All stones on the desert surface preserve moisture in the soil beneath them, at least for a time. This is ancient knowledge: prehistoric Hohokam farmers of the Sonoran Desert used rocks as mulch around their agave plantings. In addition, translucent calcareous and siliceous minerals can transmit visible light, in some cases to depths approaching two inches, thus supporting photosynthesis below ground and under complete cover, much like a greenhouse. Measurements made by plant physiologist Frank Salisbury, of Utah State University, showed that about 1.5 percent of the sunlight striking the surface of a milky quartz stone penetrated a thickness of one inch; this means that as much energy reaches an algal colony beneath this stone on a sunny autumn day as is available to a potted plant in a typical, well-lighted office.
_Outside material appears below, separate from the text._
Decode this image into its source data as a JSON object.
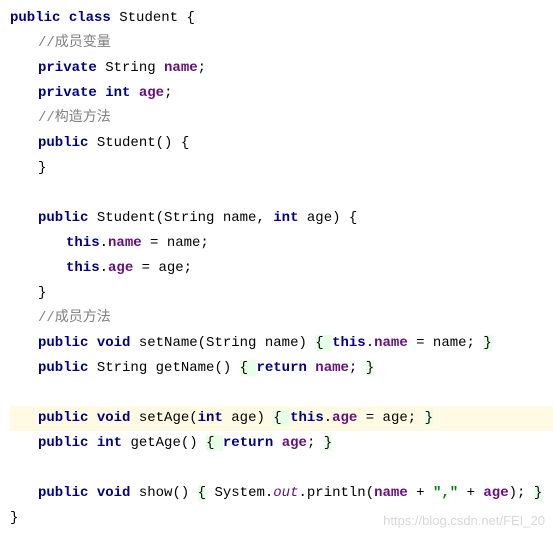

These minerals offer another advantage. When I slipped the thin wire probe of my thermocouple thermometer just below the surface of an algae-encrusted soil lacking a cover of stones, my digital meter read 146.1 [degrees] F. (The air temperature in the shade of my body was 106.5 [degrees] F.) Under a dark volcanic rock lying on the surface, my instrument registered a temperature of 148.5 [degrees] F. Beneath an adjacent quartz stone of similar size, however, the soil temperature was only 134.1 [degrees] F, indicating that the light-colored quartz reflected a significant amount of the sun's energy, reducing the temperature of the soil below it. By midafternoon, the soil surface hit 153 [degrees] F; temperatures beneath the quartz remained on average fourteen degrees cooler.